Non-disclosure or confidentiality agreements are legal documents normally used in the business-to-business market. They are typically used where a contract isn’t in place so that you can share information with confidence while exploring a business opportunity or negotiating contractual terms.

If you have signed a contract with your client or supplier, an NDA is normally not necessary because that contract should already protect confidential information through appropriate confidentiality provisions, as well as intellectual property and data protection clauses etc.

If you don’t have a contract or an NDA in place, the only other course of redress if you think your confidential information has been unlawfully exposed is through common law. But, that will involve some hoop jumping to prove information should be classed as confidential and therefore protected. This could be tricky if you don’t have a well-defined commercial relationship or a clear record of what information is confidential and how it should be used.  

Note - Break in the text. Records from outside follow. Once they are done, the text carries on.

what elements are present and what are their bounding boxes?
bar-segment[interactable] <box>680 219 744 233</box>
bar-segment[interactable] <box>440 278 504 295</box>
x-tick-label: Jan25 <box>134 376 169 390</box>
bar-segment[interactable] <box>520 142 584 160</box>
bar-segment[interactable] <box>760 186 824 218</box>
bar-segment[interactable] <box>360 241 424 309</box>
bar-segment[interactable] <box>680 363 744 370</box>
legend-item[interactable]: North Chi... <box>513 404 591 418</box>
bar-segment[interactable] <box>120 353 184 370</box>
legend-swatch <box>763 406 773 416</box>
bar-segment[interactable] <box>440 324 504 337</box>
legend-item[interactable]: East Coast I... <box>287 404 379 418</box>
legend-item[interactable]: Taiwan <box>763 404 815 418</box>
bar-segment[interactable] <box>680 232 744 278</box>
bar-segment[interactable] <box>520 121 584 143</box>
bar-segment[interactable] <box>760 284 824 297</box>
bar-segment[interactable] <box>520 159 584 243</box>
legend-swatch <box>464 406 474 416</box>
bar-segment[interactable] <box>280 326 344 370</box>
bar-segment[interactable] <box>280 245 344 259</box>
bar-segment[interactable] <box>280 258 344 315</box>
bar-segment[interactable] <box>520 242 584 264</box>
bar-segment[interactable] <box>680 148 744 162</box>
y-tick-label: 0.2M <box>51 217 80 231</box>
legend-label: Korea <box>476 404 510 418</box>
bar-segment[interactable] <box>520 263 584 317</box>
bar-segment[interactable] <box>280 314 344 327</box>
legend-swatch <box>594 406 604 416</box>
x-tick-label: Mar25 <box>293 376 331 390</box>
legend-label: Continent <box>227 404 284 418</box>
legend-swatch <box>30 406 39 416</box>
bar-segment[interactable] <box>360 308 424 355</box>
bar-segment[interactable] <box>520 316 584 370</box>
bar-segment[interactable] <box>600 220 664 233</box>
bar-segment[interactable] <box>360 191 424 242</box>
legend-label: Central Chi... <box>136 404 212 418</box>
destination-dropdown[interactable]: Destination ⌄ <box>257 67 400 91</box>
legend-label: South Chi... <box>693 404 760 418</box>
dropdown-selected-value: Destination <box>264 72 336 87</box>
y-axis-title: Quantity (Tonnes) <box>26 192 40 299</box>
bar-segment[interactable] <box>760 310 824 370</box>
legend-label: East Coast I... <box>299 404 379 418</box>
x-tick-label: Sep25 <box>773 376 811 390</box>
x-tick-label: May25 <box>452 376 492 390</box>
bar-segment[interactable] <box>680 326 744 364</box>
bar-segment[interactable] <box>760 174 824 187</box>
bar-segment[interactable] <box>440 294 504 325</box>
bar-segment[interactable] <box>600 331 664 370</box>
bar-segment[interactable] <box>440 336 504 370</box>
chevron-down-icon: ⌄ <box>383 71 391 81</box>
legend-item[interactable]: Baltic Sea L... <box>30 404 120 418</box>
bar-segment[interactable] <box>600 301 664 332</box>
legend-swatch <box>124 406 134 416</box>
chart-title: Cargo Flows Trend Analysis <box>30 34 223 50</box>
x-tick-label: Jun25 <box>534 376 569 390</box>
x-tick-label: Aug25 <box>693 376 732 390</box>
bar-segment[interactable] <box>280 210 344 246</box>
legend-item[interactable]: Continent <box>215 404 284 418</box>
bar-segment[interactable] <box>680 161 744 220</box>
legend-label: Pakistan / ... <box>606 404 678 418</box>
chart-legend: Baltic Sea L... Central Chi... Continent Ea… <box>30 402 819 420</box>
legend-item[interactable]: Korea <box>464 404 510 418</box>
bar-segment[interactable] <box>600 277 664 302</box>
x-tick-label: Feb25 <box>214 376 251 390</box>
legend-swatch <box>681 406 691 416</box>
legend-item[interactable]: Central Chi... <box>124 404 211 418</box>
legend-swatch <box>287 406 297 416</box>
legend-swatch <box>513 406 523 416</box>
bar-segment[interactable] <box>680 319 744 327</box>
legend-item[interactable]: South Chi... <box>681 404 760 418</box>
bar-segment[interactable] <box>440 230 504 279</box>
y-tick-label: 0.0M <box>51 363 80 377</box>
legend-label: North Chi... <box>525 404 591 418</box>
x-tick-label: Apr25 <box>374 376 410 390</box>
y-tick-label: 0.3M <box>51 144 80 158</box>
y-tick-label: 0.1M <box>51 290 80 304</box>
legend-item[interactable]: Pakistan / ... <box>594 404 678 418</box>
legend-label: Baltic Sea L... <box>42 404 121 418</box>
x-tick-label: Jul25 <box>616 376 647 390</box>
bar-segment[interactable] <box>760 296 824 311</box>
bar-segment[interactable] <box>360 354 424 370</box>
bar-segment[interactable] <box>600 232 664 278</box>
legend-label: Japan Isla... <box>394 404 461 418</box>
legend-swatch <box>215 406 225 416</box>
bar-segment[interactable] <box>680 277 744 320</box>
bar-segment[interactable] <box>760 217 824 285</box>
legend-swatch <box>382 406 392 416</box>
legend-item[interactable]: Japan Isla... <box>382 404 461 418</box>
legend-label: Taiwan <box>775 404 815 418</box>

There are also statutory protections under the Trade Secrets, Freedom of Information and Privacy rules, but they do not extend to all types of confidential information. So, the upshot, to avoid any uncertainty and to protect your valuable information, it is best to have an NDA in place. Here are the five things an NDA should typically cover:

  1. A clear definition of the protected information to avoid confusion about what is confidential and what isn’t. At the beginning of a commercial relationship this might usually include trade secrets, information about customers, employees and suppliers, business know-how, non-public financial information and technical data, etc. The definition should be accurate and not too broad or too narrow.

  2. The purposes of the disclosure, which typically link to a specific business opportunity or project.

  3. The recipients of the disclosed information, e.g. each party’s personnel and advisors on a need-to-know basis. For some highly sensitive projects, only specified senior decision-makers will be able to access the information.

  4. Remedies for breaches, including financial (e.g. uncapped liability) and non-financial remedies (e.g. a court injunction).

  5. How long the parties will be bound by the confidentiality obligations depending on the outcome of the discussion and the sensitivity of the protected information  - for example, until a formal contract is signed or for a fixed number of years after expiry or potentially indefinitely.